Foto: Ketua DPC K-SPSI Tapteng Abdul Rahman Sibuea saat menjelaskan soal legalitas kepengurusan serikat pekerja dan buruh, dalam pertemuan yang berlangsung alot, Kamis (26/5). Mora/ST Foto: Ketua DPC K-SPSI Tapteng Abdul Rahman Sibuea saat menjelaskan soal legalitas kepengurusan serikat pekerja dan buruh, dalam pertemuan yang berlangsung alot, Kamis (26/5). Mora/ST

“Tunjukkan surat pencatatan dari Dinsosnakertrans Tapteng dan SK PUK yang kalian punya. Supaya jelas siapa sebenarnya yang sah,” tantang Abdul Rahman.

Baik Dongoran maupun Siregar dari PUK versi SA kemudian menunjukkan beberapa pucuk surat. Namun legalitas surat tersebut kemudian menjadi diragukan, bahkan dinyatakan tidak sah oleh Abdul Rahman Sibuea.

“Lihat ini, surat pencatatan oleh Dinsosnakertrans Tapteng yang kalian pegang ini hanya diteken oleh Kepala Bidang dan tanggalnya beberapa beberapa tahun yang lalu. Sedangkan yang kami pegang resmi diteken oleh Kepala Dinas saat ini. Dan SK PUK kalian ini tidak sinkron antara judul dan isinya, lihat siapa yang menekennya,” terang Abdul Rahman.

Pendemo juga sempat meminta agar SA dihadirkan dalam pertemuan itu, agar perdebatan soal keabsahan kepengurusan serikat pekerja tersebut menemui titik terang. Namun SA tak muncul. Sementara dokumen yang sempat ditunjukkan PUK versi SA, ditarik oleh pihak pengunjukrasa untuk dijadikan dasar pertimbangan mereka melaporkan SA melalui jalur hukum dan peraturan.
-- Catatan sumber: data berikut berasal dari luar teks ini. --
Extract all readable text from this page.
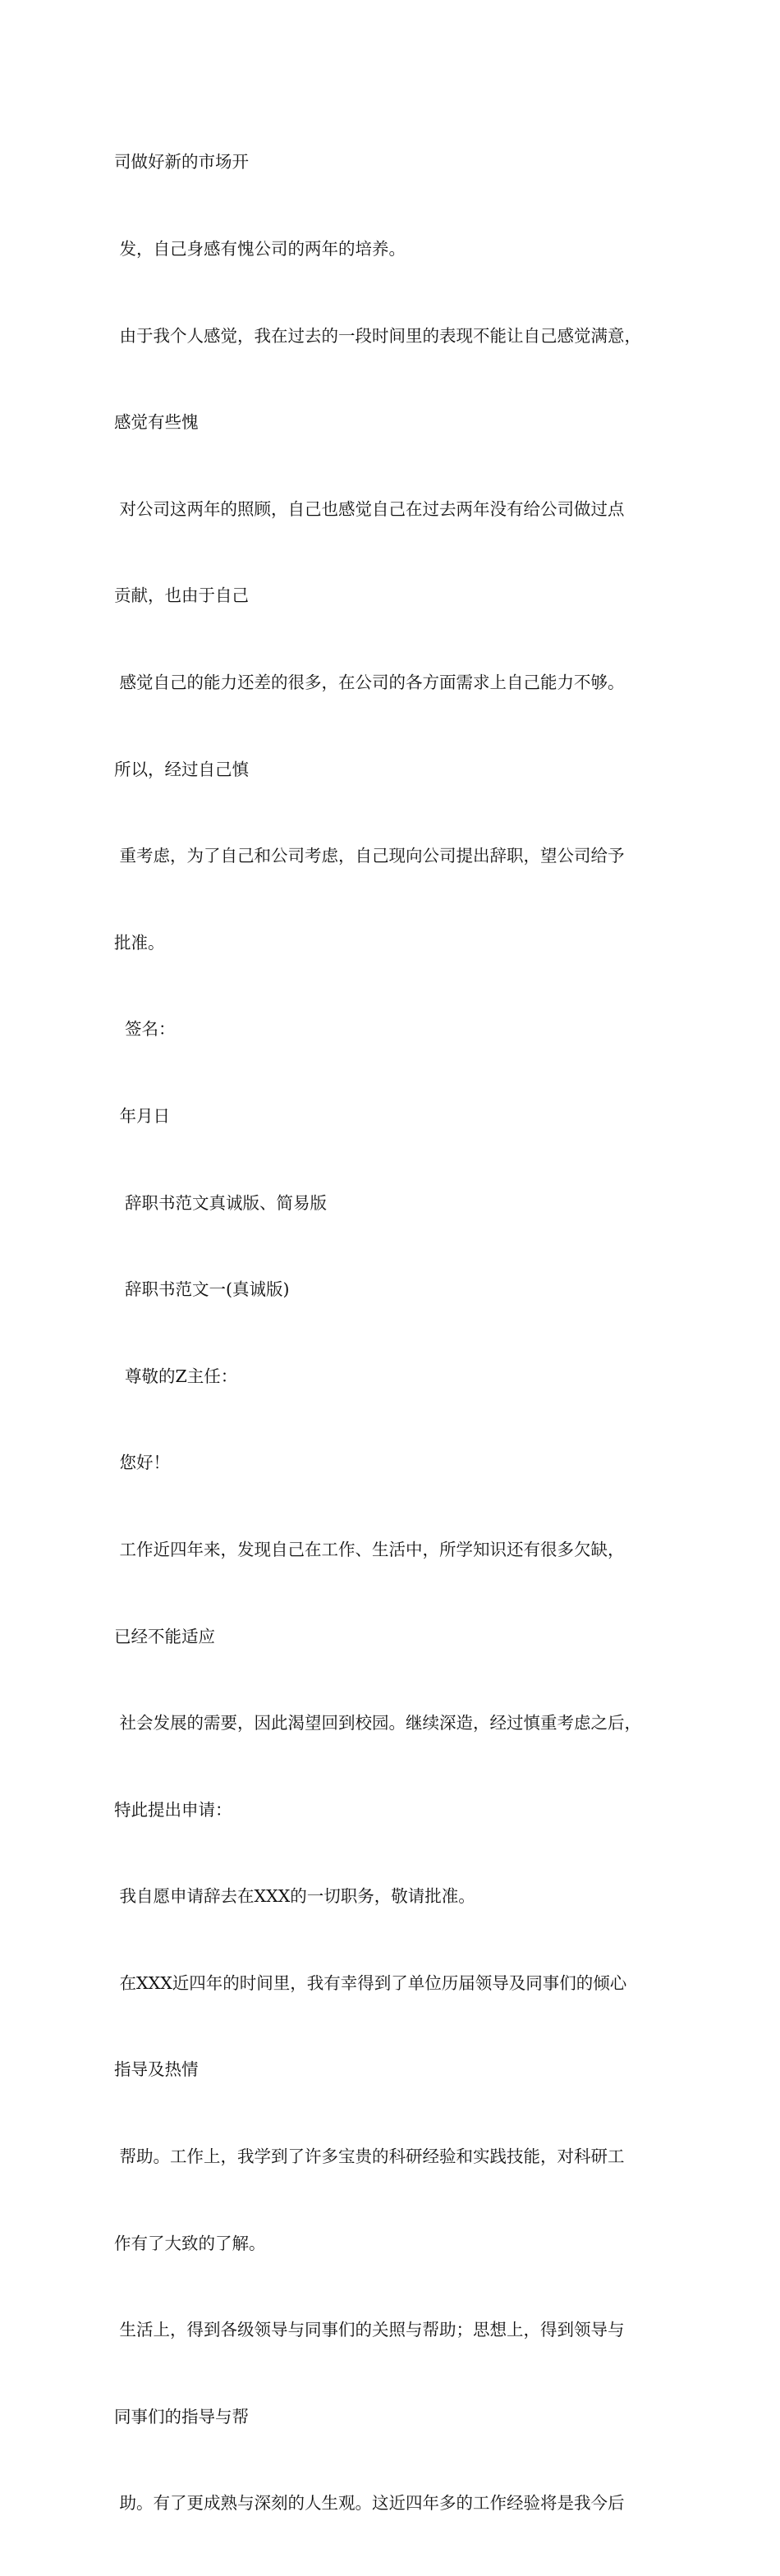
司做好新的市场开

发，自己身感有愧公司的两年的培养。

由于我个人感觉，我在过去的一段时间里的表现不能让自己感觉满意，

感觉有些愧

对公司这两年的照顾，自己也感觉自己在过去两年没有给公司做过点

贡献，也由于自己

感觉自己的能力还差的很多，在公司的各方面需求上自己能力不够。

所以，经过自己慎

重考虑，为了自己和公司考虑，自己现向公司提出辞职，望公司给予

批准。

签名：

年月日

辞职书范文真诚版、简易版

辞职书范文一(真诚版)

尊敬的Z主任：

您好！

工作近四年来，发现自己在工作、生活中，所学知识还有很多欠缺，

已经不能适应

社会发展的需要，因此渴望回到校园。继续深造，经过慎重考虑之后，

特此提出申请：

我自愿申请辞去在XXX的一切职务，敬请批准。

在XXX近四年的时间里，我有幸得到了单位历届领导及同事们的倾心

指导及热情

帮助。工作上，我学到了许多宝贵的科研经验和实践技能，对科研工

作有了大致的了解。

生活上，得到各级领导与同事们的关照与帮助；思想上，得到领导与

同事们的指导与帮

助。有了更成熟与深刻的人生观。这近四年多的工作经验将是我今后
Sementara Humas PT CPA MT Poham membantah bahwa perusahaan melakukan pengutipan iuran Rp10.000 per bulan dari para pekerja. “Soal pengutipan itu perusahaan hanya sebatas membantu memfasilitasi. Itu bukan inisiatif perusahaan, tapi oleh serikat pekerja yang ada. Perusahaan hanya membantu proses penagihannya saja,” tampik MT Pohan.

Dan terkait keabsahan serikat pekerja versi mana yang diakomodir perusahaan, menurut MT Pohan pihaknya tidak akan mencampurinya, melainkan akan menunggu keputusan yang sah dari pengadilan. Sebab memang ‘konflik’ legalitas kepengurusan serikat tersebut di Tapteng kini tengah diproses secara hukum, pasca pengaduan yang dilayangkan kubuh Abdul Rahman Sibuea terhadap SA.

Sedangkan terkait pengutipan Rp10.000 yang dilakukan PUK versi SA, Dongoran menjelaskan bahwa sejak Juli 2015 lalu pihaknya tidak lagi menyetorkan iuran iu ke SA. Uang itu kemudian dialihkan untuk jatah parcel kepada para pekerja, yang dibagikan pada saat peringatan hari-hari besar keagamaan.

Puas menyampaikan aspirasinya, para pendemo kemudian membubarkan diri dengan tertib.